Actes du Colloque « Acteurs et terrains du mouvement social de mai-juin 1968 » organisé par le CEVIPOF et le CRHMSS les 24 et 25 novembre 1988

Editions L'Harmattan 5-7, rue de l'Ecole-Polytechnique 75005 PARIS

@ L'HARMATTAN, 1992 ISBN: 2-7384-0933-4

Avertissement
Un colloque sur « Acteurs et terrains du mouvement social de 1968 » s'est tenu les 24 et 25 novembre 1988 à l'initiative du Centre de Recherches sur l'Histoire des Mouvements sociaux et du Syndicalisme (CRHMSS) et du Centre d'Étude de la Vie politique française (CEVIPOF), avec le concours du Centre national de la Recherche scientifique (CNRS).
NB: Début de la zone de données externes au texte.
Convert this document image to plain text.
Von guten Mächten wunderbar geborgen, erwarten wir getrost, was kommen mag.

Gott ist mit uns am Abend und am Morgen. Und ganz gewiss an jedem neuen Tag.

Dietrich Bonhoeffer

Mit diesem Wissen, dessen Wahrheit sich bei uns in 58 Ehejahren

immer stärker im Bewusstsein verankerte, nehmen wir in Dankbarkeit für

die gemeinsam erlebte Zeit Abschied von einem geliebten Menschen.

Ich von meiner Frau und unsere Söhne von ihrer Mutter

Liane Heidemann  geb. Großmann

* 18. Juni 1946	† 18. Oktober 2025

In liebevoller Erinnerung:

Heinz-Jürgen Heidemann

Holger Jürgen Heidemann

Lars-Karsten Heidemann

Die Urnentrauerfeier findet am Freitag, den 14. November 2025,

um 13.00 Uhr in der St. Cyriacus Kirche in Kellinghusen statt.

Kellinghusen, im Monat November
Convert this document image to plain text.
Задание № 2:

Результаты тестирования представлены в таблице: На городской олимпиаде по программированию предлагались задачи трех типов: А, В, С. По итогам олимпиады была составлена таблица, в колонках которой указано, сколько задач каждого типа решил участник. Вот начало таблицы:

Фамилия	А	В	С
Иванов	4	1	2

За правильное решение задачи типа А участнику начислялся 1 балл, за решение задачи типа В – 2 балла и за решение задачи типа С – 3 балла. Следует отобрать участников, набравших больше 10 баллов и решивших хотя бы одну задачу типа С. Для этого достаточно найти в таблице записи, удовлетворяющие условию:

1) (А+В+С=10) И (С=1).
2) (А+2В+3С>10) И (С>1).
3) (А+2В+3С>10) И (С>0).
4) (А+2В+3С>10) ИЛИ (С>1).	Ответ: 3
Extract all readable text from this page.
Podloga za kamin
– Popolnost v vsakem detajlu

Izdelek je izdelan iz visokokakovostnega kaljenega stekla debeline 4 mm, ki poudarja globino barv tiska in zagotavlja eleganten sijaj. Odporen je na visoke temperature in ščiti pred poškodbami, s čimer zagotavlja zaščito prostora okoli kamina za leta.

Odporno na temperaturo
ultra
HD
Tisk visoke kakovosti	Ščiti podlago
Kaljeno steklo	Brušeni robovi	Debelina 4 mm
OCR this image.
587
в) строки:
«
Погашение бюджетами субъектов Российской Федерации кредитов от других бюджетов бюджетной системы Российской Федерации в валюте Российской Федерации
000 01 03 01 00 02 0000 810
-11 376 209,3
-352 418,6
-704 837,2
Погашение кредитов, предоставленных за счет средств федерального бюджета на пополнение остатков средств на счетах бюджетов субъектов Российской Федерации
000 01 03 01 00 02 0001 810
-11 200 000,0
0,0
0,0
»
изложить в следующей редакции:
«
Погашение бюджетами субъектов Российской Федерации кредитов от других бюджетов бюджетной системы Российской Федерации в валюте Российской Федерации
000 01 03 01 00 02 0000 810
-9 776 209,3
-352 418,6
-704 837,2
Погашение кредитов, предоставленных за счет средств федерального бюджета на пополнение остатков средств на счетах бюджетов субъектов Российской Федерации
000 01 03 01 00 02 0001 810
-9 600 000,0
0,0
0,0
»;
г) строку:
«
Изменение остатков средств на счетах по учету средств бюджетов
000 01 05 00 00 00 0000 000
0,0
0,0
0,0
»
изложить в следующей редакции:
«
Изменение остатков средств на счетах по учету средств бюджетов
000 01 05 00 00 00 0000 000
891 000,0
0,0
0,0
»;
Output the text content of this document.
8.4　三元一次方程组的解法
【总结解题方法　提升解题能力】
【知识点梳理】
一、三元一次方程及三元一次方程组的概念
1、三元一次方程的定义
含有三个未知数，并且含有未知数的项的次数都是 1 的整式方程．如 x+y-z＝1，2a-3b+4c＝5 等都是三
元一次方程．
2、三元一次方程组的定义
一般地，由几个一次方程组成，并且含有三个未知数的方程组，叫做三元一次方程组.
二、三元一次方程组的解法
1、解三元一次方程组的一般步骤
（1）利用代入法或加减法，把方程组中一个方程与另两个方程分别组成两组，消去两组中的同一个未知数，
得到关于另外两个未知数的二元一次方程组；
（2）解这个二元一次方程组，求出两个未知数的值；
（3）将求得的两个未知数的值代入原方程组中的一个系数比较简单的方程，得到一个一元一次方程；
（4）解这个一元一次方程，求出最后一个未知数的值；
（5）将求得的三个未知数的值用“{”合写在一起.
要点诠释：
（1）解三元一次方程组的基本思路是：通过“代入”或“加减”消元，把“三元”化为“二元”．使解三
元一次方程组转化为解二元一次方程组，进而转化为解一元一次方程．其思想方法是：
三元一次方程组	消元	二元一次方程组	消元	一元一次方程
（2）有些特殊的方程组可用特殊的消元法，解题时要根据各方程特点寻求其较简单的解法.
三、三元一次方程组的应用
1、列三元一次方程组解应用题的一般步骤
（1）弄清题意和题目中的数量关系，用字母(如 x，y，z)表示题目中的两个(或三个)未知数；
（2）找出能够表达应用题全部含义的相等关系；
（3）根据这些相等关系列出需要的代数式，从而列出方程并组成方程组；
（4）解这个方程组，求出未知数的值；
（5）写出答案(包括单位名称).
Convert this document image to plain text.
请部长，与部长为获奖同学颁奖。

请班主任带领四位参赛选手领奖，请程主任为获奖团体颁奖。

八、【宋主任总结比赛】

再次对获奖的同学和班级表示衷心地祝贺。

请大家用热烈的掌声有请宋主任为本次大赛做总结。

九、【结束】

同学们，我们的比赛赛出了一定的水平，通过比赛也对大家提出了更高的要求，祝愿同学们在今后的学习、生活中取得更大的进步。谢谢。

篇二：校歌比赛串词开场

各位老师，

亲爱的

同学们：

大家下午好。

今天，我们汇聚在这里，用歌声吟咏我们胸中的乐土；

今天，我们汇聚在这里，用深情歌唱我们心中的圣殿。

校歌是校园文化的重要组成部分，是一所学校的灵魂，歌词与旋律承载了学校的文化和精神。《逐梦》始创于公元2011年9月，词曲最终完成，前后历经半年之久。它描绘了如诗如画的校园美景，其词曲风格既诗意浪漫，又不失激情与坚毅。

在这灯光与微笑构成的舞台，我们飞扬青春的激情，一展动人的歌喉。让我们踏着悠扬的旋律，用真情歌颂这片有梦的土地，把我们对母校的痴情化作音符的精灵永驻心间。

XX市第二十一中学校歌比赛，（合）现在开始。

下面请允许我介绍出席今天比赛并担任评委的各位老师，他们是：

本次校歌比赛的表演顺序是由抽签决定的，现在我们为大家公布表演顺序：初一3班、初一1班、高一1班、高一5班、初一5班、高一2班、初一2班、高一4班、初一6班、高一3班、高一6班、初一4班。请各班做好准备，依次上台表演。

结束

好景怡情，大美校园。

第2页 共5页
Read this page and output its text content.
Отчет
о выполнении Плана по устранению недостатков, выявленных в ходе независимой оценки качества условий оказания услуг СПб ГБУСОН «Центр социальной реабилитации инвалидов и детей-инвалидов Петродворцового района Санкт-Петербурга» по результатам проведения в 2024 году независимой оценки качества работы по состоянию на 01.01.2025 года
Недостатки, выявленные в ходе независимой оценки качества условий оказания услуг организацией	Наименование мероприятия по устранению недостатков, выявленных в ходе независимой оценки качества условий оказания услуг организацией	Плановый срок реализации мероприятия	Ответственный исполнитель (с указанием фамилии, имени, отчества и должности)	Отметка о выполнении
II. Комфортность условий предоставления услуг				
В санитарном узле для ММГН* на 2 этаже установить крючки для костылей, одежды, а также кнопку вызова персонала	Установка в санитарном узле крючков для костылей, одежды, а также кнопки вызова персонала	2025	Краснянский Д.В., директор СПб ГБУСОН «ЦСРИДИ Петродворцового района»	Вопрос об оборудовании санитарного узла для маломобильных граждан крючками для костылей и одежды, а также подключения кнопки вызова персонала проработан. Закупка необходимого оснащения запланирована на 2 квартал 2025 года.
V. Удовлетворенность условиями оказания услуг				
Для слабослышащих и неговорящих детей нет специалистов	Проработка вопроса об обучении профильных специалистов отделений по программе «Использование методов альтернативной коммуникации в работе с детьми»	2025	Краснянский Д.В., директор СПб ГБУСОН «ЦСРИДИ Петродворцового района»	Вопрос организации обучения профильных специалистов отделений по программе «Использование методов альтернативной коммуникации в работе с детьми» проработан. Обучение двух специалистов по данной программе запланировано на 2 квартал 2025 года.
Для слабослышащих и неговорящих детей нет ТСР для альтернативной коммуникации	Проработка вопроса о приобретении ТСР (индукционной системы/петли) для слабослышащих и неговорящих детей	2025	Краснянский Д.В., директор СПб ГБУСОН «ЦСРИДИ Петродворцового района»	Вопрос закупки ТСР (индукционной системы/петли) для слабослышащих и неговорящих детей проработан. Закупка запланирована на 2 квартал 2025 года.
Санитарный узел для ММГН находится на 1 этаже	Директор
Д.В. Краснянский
La plupart des communications, légèrement remaniées, sont publiées dans deux volumes, le premier consacré aux principaux protagonistes du mouvement de Mai, le second à l'action dans les usines et la province. La double publication bénéficie du soutien financier du ministère des Affaires sociales, du CRHMSS et du CEVIPOF. Que toutes celles et tous ceux qui ont contribué à la réussite de cette entreprise soient ici chaleureusement remerciés.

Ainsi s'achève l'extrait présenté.